Seed the output: grad of L = 1 (dL/dL = 1).
Walk the graph backward in reverse topological order.
At each node, grad of child = (grad of node) × (local derivative).
A node feeding two places sums the gradients arriving from both.

This is the chain rule (rates multiply through a composition) applied node by node. When done, every node holds dL/d(itself).

Worked backward pass

Leaves a=2, b=-3, c=10, f=-2. Forward:

e = a*b = -6     d = e+c = 4     L = d*f = -8

Backward (seed grad L = 1):

grad d = 1·f = -2      grad f = 1·d = 4
grad e = grad d · 1 = -2     grad c = grad d · 1 = -2
grad a = grad e · b = (-2)(-3) = 6
grad b = grad e · a = (-2)(2) = -4

So dL/da = 6, dL/db = -4, dL/dc = -2: nudge a up a hair, the loss rises six times as fast.

Why it matters for AI

loss.backward() in PyTorch (or JAX, TensorFlow) is exactly this procedure: a recorded graph, a local derivative per op, the chain rule walked backward until every parameter holds its gradient. micrograd is ~150 lines on single numbers; real frameworks are millions on tensors. Same idea. Nothing inside is a mystery.

Pitfalls to dodge

Autograd is symbolic calculus. No, it propagates numbers backward through the graph; no formula is derived.
Multiply derivative uses the same input. No, grad of a for e=a*b uses b, the other factor.
Skipping reverse topological order.
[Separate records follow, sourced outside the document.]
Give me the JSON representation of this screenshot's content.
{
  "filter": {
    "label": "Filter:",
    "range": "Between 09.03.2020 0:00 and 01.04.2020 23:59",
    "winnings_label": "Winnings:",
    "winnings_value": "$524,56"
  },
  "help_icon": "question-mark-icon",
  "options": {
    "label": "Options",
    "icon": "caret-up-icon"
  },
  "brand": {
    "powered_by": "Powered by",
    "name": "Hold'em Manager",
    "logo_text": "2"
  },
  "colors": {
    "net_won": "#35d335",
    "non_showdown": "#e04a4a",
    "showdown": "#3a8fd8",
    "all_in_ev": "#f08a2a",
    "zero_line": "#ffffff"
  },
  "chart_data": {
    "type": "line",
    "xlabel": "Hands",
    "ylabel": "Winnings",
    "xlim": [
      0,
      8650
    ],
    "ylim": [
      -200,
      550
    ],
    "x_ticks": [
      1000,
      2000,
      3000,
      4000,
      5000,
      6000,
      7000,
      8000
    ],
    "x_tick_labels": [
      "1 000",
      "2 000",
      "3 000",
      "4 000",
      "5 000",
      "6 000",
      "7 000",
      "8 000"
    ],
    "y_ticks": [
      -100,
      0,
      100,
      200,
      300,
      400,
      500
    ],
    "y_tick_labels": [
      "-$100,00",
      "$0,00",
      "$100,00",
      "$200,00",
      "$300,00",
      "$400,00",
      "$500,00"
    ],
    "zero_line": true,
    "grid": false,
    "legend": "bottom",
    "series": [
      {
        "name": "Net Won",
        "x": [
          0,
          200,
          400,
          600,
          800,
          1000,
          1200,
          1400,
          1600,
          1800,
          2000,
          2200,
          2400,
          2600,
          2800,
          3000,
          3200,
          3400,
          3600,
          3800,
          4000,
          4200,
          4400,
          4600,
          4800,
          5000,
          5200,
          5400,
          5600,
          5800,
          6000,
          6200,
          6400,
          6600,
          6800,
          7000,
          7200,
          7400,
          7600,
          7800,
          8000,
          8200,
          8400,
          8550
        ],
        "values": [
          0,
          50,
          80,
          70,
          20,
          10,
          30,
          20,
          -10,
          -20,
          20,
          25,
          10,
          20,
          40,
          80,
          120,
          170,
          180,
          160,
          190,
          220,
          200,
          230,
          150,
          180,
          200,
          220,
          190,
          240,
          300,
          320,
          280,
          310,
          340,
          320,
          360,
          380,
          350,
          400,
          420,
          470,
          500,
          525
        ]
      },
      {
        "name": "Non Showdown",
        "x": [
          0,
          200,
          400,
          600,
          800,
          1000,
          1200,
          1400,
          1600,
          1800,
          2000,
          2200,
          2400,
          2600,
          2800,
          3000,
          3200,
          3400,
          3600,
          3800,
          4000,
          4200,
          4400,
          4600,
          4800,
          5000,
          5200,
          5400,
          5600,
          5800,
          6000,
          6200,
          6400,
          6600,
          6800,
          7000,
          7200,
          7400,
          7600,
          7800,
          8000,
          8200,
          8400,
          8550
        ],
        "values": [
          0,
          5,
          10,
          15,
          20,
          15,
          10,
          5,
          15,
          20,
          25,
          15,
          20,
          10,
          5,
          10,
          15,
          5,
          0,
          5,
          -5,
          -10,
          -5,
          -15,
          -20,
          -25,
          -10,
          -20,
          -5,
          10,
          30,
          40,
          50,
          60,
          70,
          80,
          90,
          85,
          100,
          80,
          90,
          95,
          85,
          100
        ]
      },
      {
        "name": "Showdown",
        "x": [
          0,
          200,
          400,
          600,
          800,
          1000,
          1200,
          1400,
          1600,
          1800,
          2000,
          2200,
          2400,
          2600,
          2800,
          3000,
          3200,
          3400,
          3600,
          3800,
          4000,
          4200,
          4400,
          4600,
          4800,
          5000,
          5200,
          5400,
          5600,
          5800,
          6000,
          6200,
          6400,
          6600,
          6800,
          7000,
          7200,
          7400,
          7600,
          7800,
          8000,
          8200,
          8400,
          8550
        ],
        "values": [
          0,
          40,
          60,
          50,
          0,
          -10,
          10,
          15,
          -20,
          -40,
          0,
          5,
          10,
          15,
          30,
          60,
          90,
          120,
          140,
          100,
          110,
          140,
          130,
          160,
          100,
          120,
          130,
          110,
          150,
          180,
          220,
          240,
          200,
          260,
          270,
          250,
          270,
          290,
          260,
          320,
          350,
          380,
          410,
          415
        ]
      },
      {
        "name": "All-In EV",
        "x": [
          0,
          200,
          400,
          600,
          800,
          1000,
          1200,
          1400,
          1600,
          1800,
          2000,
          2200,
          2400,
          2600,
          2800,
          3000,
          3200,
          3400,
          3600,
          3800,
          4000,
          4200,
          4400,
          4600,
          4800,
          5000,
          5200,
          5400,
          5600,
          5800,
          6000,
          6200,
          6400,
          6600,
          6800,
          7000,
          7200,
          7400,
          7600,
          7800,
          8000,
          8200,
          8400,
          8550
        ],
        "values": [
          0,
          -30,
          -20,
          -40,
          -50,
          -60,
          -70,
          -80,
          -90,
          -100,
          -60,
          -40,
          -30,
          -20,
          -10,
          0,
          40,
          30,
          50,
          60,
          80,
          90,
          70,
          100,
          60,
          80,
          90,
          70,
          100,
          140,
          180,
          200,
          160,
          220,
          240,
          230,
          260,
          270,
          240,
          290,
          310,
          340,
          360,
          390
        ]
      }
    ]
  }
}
A node must receive all its incoming gradient before passing any down.
Confusing data with grad. A node holds both: data (forward) and grad (backward). a has data 2, grad 6.

The one-line version

An autograd engine records the computation as a graph, knows each operation’s local derivative, and walks the chain rule backward through the graph so every input ends up holding its gradient.